DataDog / dd-trace-py

Datadog Python APM Client
https://ddtrace.readthedocs.io/
Other
552 stars 416 forks source link

chore(langchain): disable flaky tests #11511

Open Kyle-Verhoog opened 12 hours ago

Kyle-Verhoog commented 12 hours ago

There appear to be stability issues with using snapshots and/or LangChain in general.
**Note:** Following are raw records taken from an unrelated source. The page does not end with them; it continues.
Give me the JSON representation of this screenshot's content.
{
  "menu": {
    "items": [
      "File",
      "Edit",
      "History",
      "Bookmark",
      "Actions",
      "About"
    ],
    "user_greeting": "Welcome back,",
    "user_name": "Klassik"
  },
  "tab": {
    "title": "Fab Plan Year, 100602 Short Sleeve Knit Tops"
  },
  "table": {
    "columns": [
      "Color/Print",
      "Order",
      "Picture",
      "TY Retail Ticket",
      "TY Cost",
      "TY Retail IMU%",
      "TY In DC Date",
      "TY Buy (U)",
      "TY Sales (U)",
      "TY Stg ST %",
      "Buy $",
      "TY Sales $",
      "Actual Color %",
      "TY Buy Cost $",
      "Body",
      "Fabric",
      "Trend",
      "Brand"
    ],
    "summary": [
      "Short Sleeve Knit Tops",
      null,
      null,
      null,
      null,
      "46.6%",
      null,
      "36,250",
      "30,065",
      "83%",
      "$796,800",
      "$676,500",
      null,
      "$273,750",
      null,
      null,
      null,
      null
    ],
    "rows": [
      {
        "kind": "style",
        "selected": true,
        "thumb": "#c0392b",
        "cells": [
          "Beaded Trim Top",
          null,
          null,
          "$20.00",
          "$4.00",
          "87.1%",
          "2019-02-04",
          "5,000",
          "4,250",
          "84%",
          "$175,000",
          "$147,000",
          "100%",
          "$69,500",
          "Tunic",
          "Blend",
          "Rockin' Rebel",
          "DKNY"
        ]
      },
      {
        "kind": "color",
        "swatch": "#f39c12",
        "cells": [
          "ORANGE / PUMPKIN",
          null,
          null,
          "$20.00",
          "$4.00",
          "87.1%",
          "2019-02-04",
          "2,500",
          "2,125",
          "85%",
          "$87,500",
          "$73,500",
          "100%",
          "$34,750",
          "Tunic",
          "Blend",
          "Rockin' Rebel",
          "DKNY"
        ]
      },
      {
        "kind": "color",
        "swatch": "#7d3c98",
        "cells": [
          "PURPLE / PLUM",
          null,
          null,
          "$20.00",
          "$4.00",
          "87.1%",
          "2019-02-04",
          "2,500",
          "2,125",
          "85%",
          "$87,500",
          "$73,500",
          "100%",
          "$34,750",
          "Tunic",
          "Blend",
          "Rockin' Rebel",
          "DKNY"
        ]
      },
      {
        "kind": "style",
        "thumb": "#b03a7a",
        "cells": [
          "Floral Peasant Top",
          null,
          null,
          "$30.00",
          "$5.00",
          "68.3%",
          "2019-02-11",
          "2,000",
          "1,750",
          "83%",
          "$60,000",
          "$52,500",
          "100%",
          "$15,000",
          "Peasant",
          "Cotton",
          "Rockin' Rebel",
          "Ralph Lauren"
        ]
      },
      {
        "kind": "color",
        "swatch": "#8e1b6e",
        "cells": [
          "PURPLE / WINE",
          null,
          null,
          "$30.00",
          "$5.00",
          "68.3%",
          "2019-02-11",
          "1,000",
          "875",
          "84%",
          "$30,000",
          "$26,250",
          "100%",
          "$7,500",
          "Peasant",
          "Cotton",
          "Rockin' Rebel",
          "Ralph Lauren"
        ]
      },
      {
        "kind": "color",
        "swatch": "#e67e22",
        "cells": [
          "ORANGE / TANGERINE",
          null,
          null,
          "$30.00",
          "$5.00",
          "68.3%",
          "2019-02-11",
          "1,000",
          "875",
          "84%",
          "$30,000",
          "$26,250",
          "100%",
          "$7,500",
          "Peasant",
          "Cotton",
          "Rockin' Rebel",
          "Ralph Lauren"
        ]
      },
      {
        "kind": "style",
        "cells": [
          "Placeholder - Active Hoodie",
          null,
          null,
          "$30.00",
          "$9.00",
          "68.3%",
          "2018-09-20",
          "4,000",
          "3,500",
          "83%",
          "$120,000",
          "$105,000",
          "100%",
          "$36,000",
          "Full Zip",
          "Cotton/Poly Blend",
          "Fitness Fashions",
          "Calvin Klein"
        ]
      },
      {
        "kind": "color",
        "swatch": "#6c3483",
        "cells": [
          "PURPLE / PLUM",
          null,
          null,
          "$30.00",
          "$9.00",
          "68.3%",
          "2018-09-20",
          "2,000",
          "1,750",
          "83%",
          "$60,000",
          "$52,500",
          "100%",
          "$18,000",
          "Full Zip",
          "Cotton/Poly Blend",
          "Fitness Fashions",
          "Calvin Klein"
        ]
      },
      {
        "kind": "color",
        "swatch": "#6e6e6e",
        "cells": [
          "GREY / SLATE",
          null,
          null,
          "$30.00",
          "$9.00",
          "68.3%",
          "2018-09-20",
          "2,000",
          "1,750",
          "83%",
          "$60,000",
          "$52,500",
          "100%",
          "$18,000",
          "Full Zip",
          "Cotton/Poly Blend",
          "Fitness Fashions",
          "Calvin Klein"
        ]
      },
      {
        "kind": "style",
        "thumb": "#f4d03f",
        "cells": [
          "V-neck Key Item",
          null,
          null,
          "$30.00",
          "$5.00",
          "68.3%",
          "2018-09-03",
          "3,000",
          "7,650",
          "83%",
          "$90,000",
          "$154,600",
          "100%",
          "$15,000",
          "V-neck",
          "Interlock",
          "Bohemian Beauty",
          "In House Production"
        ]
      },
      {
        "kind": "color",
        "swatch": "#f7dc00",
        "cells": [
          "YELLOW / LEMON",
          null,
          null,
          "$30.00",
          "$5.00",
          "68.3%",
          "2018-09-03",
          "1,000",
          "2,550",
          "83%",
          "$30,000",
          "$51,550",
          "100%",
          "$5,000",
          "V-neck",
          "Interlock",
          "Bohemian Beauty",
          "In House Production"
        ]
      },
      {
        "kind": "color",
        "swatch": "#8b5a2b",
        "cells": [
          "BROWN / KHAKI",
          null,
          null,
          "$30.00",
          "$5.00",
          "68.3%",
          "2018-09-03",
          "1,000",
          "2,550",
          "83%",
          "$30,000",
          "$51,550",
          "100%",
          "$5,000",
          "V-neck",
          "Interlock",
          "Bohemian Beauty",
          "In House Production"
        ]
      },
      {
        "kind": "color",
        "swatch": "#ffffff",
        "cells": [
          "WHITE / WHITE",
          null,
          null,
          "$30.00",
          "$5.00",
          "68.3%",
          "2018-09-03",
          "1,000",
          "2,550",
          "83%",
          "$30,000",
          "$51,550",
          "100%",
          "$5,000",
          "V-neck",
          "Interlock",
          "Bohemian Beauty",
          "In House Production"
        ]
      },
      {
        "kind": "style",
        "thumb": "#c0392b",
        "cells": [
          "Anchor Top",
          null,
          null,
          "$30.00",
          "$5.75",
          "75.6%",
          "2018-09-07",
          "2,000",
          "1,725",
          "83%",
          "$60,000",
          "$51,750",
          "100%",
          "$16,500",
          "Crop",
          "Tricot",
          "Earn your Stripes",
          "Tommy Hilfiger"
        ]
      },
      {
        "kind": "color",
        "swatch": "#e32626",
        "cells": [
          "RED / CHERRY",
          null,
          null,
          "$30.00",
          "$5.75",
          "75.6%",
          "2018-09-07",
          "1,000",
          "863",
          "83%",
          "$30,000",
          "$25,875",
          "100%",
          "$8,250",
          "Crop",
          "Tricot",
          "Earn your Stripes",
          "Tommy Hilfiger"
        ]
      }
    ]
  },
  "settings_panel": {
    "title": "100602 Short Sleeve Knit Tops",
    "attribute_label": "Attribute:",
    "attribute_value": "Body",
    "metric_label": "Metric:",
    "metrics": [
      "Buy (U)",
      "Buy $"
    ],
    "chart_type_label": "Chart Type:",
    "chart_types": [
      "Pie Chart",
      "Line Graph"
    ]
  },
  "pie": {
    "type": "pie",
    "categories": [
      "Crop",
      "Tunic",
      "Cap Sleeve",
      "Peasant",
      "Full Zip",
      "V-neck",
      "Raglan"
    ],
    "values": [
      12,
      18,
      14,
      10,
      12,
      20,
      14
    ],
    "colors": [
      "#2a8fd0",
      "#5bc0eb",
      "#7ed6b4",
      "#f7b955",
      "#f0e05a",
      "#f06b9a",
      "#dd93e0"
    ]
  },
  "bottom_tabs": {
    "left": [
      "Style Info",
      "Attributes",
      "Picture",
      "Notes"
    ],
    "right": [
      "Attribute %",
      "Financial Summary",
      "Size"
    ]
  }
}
There are failures in the mocked tests that look like:

builtins.AssertionError: assert 0 == 1
 +  where 0 = <MagicMock name='LLMObsSpanWriter().enqueue' id='127482146130048'>.call_count
 +    where <MagicMock name='LLMObsSpanWriter().enqueue' id='127482146130048'> = <MagicMock name='LLMObsSpanWriter()' id='127482147073440'>.enqueue

as well as failures with snapshot based tests:

builtins.Failed: At request <Request GET /test/session/snapshot >:
   At snapshot (token='tests.contrib.langchain.test_langchain_community.test_lcel_chain_simple'):
    - Directory: /go/src/github.com/DataDog/apm-reliability/dd-trace-py/tests/snapshots
    - CI mode: 1
    - Trace File: /go/src/github.com/DataDog/apm-reliability/dd-trace-py/tests/snapshots/tests.contrib.langchain.test_langchain_community.test_lcel_chain_simple.json
    - Stats File: /go/src/github.com/DataDog/apm-reliability/dd-trace-py/tests/snapshots/tests.contrib.langchain.test_langchain_community.test_lcel_chain_simple_tracestats.json
    At compare of 1 expected trace(s) to 0 received trace(s):
Did not receive expected traces: 'langchain.request'

While we investigate a more stable method of testing it makes sense to disable the tests to avoid noise to our neighbours in the library :).

DOWN WITH FLAKY TESTS

Checklist

Reviewer Checklist

github-actions[bot] commented 11 hours ago

CODEOWNERS have been resolved as:

tests/contrib/langchain/test_langchain_community.py                     @DataDog/ml-observability
tests/contrib/langchain/test_langchain_llmobs.py                        @DataDog/ml-observability
pr-commenter[bot] commented 11 hours ago

Benchmarks

Benchmark execution time: 2024-11-22 19:41:32

Comparing candidate commit 971dad7b34d58e3d2d55ee3fb17e5891693a4630 in PR branch kylev/flaky-tests-should-be-shot-into-the-sun with baseline commit d792c3dc3c7452ed64524ea38d0b9c9116330a73 in branch main.

Found 0 performance improvements and 0 performance regressions! Performance is the same for 388 metrics, 2 unstable metrics.